By Katie Corker (ASAPbio) and Ludo Waltman (Centre for Science and Technology Studies, Leiden University)
Each year, more research papers are published as preprints. However, this growth is occurring when the number of journal articles is also rapidly increasing. For advocates of preprinting like us, it is important to understand the growth of preprints in the context of this broader growth of journal articles.
One approach to measuring the rate of preprinting is to look at the percentage of journal articles that have an associated, or matched, preprint. In the diagram below, this value is represented by the light pink area divided by the light grey circle. This approach normalizes the quantity of preprinting relative to the quantity of article publishing in journals. It’s also possible to look at the percentage of preprints published in journals relative to all preprints (light pink area divided by the red circle), but here we focus on the first quantity.
Several platforms provide data on preprint:journal matches, but it turns out that these different data sources provide diverging estimates of rates of preprinting. The question then arises as to which platform gives the most accurate estimates. If the algorithm that the platform uses is too liberal, false positive matches will cause the estimated rate of preprinting to be higher than it should be. On the other hand, if the algorithm is too conservative, matches will be missed, causing the estimated rate to be too low.
Comparing Different Sources of Preprint Match Data
Here, we compare the estimated rate of preprinting (i.e., the percentage of journal articles that have an associated preprint) based on matches derived from four open sources: Crossref, Europe PMC, Open Science Indicators (OSI) from PLOS, and Rzayeva, Pinfield, and Waltman’s (2025) open data. We then compare the accuracy of matches in these sources.
Crossref, a non-profit membership organization that stewards the scholarly metadata record, has provided a detailed explanation of the strategy it has developed to make preprint:journal matches. In addition to matches declared by preprint servers and journals, their algorithm uses titles and author lists to make matches. Matches identified by the algorithm are provided in periodic data dumps, but Crossref has expressed an intention to eventually include these matches in the full database. The most recent data dump was published in April 2025, but our values here stem from an earlier deposit (November 2023), because that was what Rzayeva et al. (2025) used.

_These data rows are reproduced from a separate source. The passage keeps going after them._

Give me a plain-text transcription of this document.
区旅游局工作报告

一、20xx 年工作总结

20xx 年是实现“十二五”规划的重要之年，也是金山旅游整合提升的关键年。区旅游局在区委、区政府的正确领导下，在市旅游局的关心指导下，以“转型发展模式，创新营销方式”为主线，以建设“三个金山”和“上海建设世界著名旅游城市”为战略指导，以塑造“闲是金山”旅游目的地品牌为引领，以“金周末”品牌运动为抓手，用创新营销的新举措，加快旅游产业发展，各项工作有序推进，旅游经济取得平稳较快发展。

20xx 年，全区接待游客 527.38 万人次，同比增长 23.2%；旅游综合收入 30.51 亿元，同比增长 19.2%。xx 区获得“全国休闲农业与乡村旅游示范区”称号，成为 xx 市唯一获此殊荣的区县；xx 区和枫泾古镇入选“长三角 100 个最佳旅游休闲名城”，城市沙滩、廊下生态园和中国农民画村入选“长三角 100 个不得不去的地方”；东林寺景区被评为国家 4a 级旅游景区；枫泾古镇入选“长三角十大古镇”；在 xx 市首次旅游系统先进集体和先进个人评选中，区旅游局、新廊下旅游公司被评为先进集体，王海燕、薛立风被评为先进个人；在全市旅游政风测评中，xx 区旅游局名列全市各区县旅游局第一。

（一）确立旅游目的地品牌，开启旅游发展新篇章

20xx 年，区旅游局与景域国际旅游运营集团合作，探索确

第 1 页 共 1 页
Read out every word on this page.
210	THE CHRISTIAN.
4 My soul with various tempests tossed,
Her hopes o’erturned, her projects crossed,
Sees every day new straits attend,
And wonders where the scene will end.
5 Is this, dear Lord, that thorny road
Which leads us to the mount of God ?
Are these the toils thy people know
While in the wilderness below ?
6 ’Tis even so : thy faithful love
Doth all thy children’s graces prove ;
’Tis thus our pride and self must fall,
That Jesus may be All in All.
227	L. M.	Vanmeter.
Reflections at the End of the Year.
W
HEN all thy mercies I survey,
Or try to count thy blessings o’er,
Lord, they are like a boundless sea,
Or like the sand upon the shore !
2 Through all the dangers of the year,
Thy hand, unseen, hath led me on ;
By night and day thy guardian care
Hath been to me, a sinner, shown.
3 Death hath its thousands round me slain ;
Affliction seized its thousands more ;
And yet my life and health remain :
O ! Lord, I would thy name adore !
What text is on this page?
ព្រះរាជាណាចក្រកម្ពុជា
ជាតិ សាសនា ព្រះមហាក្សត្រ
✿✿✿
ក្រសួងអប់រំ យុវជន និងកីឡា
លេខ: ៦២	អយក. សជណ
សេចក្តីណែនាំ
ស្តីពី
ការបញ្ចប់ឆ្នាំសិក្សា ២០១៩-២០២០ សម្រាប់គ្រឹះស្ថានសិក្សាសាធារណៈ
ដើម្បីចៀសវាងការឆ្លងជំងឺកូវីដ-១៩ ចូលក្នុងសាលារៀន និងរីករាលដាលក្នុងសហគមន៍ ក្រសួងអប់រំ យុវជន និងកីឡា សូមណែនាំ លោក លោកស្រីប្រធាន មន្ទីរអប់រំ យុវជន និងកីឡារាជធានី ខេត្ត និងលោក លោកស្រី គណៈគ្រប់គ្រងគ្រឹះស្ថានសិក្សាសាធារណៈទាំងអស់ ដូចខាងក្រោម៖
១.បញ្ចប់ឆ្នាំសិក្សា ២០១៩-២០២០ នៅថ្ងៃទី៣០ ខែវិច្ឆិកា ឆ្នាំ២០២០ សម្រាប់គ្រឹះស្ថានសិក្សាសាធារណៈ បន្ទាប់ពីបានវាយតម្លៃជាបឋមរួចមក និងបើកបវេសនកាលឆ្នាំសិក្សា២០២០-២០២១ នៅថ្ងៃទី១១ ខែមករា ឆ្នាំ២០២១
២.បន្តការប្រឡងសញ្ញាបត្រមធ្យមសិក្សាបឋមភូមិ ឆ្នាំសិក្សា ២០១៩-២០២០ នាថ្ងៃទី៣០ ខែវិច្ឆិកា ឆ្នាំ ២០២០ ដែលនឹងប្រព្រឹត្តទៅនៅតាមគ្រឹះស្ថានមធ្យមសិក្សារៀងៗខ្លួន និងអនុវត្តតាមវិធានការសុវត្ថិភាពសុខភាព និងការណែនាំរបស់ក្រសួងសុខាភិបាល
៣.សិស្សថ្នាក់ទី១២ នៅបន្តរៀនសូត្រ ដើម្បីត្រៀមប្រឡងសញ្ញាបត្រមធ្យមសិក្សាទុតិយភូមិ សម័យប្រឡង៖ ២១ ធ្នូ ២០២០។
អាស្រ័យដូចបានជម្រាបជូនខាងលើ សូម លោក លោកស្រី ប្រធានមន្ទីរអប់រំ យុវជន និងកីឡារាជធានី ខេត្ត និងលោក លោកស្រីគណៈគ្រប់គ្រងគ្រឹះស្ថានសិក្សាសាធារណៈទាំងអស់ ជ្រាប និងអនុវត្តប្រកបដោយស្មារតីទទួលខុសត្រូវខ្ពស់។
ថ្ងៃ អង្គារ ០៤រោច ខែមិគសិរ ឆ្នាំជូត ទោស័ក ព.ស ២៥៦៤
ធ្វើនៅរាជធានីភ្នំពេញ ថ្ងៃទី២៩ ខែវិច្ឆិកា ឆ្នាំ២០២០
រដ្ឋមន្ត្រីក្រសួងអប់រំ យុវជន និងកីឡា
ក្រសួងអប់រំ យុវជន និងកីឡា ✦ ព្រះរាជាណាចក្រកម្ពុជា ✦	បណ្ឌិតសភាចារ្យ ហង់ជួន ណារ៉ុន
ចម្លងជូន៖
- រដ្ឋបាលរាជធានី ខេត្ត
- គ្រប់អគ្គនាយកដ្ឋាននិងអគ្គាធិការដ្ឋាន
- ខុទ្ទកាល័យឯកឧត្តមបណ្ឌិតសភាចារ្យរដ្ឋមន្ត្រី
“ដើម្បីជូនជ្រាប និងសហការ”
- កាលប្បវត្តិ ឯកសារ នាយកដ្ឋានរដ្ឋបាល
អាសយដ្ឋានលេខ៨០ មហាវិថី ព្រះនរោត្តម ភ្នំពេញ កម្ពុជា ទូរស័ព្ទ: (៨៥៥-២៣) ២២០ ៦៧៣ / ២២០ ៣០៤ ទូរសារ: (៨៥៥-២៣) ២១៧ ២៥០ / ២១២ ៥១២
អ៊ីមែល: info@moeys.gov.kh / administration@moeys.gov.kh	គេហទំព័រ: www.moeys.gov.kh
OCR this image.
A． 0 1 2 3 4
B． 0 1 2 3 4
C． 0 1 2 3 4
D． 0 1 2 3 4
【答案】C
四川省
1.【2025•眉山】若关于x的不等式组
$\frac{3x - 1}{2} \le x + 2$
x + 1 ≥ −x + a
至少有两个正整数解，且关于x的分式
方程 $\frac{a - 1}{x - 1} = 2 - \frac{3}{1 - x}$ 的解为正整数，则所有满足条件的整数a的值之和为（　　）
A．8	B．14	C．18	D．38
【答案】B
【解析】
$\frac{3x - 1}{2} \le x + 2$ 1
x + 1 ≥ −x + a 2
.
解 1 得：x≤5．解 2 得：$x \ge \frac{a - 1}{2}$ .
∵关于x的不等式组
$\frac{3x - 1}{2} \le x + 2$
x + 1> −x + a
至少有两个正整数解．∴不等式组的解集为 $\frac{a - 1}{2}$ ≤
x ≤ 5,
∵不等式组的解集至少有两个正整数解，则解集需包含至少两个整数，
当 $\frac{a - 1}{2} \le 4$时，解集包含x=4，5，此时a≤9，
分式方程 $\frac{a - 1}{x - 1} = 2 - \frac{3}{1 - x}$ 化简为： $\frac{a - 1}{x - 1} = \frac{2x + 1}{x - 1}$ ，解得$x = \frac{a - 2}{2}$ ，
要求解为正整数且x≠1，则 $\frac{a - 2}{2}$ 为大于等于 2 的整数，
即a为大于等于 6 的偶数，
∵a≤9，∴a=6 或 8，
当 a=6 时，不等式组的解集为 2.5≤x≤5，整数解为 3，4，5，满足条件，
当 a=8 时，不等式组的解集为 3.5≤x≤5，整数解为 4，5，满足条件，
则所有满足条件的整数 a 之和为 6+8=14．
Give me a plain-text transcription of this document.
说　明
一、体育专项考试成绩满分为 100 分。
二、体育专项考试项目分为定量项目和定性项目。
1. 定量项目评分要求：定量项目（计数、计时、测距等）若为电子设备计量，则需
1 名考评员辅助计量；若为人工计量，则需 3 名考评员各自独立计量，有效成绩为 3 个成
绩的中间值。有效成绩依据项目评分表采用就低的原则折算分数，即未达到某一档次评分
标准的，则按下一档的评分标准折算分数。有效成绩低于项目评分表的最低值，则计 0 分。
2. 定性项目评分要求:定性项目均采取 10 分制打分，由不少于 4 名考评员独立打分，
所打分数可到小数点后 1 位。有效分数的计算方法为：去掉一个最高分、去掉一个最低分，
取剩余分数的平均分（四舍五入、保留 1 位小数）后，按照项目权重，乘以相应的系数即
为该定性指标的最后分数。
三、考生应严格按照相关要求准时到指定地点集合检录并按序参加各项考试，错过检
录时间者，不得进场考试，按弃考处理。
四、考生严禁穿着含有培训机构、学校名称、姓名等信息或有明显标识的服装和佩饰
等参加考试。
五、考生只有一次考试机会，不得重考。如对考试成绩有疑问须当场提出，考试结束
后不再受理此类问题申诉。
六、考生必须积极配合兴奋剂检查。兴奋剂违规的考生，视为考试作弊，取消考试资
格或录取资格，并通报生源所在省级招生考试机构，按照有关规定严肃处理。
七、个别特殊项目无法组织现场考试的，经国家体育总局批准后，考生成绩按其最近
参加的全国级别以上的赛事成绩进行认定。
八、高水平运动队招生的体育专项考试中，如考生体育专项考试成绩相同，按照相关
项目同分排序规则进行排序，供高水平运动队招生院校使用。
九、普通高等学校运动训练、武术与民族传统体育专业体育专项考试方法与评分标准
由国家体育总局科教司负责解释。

Europe PMC, an open bibliographic database containing preprints from over 30 different life science preprint servers, uses Crossref-provided preprint:journal matches when they are available in the Crossref API. It also augments the Crossref data with its own matches based on “matching titles and first author surnames” (Levchenko et al., 2024).
For the last few years, the non-profit publisher PLOS has maintained a longitudinal dataset of Open Science Indicators (OSI). The dataset, developed in collaboration with DataSeer, provides a quarterly snapshot from 2018 to 2024 of the rate of uptake of several open science practices – including preprinting – in both PLOS and comparator journals.
The figure and the table below compare the estimates provided by these three sources alongside data from Rzayeva et al. (2025), who combined matches from OpenAlex, Dimensions, and Crossref to yield a comprehensive set of preprint matches.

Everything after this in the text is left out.